Song by Eraserheads

from the album Circus
- Released: November 4, 1994
- Recorded: 1994
- Genre: Alternative rock; pop rock;
- Length: 4:15
- Label: Musiko Records; BMG Records (Pilipinas) Inc.;
- Songwriter(s): Ely Buendia
- Producer(s): Robin Rivera

= Minsan =

"Minsan" (English: “Sometimes”) is a song by the Philippine alternative rock band Eraserheads from their second album Circus (1993).

==Composition==
The song is described as a nostalgic tune “fitting enough to be a graduation anthem”. Written by Ely Buendia, it mentions Kalayaan (translated as “freedom”), a dormitory building where he stayed while studying at UP Diliman.

Buendia later debunked theories that the song was about his friendship with his bandmates in a podcast interview in 2021. “That song was actually about my actual friends — the friends that was with me during my stay at Kalayaan,” he said. His further comments that he was never close with his bandmates sparked online backlash, to which he responded: “The music is all that matters, have you forgotten about that, and who wrote most of it? Just sayin'.”

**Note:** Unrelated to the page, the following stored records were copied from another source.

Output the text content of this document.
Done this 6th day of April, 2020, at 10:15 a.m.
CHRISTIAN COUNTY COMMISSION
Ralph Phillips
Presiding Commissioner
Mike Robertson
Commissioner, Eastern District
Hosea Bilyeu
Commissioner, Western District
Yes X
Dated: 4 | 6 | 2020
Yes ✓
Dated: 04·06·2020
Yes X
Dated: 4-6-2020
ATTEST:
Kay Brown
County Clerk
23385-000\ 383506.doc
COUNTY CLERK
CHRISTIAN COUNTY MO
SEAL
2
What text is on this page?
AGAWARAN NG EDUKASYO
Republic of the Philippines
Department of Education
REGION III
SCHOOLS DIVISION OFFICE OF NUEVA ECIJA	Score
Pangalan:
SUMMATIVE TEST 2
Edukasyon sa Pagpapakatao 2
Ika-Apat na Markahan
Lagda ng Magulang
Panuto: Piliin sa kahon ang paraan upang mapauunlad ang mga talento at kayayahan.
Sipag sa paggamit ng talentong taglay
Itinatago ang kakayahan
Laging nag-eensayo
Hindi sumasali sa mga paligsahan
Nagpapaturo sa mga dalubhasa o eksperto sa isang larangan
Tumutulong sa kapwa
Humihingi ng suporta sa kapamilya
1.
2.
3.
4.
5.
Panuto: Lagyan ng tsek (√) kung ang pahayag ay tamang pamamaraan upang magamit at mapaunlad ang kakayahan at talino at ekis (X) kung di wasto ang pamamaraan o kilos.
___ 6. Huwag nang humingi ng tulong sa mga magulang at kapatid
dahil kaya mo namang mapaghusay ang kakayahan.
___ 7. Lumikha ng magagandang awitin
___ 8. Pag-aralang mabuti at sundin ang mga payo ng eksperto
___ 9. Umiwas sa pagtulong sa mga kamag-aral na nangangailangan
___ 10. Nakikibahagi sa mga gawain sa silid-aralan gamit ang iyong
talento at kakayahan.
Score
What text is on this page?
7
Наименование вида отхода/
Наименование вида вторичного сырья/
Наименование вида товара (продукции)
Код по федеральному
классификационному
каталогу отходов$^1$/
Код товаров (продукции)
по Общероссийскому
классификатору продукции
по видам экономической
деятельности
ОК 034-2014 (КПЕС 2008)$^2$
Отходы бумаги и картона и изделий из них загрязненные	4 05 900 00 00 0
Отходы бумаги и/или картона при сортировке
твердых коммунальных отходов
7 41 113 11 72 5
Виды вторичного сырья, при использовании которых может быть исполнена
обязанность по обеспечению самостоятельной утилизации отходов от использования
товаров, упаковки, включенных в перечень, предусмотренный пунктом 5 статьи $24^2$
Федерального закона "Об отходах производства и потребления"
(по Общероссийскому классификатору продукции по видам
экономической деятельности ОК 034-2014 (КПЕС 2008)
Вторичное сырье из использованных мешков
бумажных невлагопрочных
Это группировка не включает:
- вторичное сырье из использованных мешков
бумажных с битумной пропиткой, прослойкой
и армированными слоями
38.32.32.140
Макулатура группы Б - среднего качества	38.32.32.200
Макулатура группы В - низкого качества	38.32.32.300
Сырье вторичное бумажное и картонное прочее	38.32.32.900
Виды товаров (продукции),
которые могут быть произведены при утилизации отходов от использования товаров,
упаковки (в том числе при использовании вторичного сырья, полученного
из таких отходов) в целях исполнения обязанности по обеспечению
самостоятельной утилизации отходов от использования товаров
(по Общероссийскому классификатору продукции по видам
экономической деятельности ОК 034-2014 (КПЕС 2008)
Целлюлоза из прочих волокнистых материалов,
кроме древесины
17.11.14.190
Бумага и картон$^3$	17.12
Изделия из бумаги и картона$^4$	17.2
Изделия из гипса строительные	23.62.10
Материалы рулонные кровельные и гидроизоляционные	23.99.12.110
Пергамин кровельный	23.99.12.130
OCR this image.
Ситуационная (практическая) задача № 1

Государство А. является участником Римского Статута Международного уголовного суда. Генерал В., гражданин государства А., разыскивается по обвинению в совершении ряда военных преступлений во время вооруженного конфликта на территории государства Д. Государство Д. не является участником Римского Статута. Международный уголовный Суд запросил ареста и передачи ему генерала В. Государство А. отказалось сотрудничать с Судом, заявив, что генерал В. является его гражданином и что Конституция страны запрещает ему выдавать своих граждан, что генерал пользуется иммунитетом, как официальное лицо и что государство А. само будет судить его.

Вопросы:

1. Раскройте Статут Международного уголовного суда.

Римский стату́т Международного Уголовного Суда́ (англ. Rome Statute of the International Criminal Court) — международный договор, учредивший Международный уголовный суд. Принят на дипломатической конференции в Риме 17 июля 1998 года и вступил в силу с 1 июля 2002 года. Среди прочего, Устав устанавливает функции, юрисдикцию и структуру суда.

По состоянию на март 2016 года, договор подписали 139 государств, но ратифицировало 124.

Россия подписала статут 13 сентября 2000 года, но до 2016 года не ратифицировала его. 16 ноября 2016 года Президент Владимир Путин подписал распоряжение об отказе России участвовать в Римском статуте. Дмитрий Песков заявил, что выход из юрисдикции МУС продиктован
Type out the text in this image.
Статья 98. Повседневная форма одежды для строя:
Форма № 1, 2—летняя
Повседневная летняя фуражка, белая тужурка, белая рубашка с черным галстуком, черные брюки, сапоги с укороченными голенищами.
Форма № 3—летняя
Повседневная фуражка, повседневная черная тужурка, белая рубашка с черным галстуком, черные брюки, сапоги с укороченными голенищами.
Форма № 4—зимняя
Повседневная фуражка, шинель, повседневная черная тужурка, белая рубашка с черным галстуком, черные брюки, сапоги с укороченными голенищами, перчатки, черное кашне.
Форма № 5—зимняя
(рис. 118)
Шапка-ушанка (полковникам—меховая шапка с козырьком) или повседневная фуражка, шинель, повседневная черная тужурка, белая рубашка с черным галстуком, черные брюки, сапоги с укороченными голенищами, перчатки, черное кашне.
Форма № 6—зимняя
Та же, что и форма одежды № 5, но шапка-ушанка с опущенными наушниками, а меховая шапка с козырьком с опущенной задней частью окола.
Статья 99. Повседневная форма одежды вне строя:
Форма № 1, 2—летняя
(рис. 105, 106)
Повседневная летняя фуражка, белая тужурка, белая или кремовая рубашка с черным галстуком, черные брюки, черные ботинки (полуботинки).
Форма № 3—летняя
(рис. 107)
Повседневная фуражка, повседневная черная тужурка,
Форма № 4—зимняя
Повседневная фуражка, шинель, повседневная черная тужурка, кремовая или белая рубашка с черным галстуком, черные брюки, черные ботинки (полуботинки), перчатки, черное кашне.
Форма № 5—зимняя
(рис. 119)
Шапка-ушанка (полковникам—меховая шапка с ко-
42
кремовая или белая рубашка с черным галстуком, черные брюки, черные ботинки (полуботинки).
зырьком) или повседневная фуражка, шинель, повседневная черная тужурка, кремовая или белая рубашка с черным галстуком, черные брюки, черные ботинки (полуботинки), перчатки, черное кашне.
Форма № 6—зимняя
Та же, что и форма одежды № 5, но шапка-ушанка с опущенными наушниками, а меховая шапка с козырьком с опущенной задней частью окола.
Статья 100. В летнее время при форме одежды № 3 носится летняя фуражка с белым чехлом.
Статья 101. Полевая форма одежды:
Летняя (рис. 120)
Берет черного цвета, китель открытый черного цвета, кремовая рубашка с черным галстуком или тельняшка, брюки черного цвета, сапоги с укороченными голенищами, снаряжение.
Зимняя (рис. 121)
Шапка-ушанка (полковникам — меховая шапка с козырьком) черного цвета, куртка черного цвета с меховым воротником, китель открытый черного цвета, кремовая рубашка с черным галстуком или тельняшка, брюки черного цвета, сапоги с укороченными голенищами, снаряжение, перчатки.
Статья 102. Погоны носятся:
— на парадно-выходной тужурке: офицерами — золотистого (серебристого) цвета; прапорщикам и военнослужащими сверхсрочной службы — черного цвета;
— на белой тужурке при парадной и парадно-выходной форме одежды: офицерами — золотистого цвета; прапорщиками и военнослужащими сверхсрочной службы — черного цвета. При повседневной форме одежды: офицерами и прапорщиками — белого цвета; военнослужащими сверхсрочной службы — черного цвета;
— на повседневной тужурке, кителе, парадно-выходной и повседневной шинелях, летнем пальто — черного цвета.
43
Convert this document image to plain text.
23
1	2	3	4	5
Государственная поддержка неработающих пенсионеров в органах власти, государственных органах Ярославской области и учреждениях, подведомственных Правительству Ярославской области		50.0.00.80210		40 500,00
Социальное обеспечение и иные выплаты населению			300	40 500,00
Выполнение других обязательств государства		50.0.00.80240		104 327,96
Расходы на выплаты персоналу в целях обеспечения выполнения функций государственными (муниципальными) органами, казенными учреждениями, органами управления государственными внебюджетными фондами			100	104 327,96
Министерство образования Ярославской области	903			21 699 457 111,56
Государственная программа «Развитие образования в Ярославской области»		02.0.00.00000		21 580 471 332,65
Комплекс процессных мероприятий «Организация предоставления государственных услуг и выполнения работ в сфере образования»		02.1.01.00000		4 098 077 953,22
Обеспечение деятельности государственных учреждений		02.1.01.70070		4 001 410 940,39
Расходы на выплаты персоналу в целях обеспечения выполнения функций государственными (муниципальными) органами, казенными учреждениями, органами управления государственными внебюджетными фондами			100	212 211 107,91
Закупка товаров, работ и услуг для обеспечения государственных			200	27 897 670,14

Drummer Raimund Marasigan responded to Buendia's online comments by confirming that they only have a working relationship. “We would meet and play and jam,” he said, “and you don’t need to talk when you’re jamming. Meron din namang connection din 'yon (There’s still a connection).”

==Cover versions==
- Callalily covered the song for the second Eraserheads tribute album The Reunion: An Eraserheads Tribute Album, released in 2012.
- Buendia and Marasigan re-recorded the song for the 2012 film Ang Nawawala.
- Munimuni covered the song in 2019 as part of the third Eraserheads tribute album Pop Machine the Album.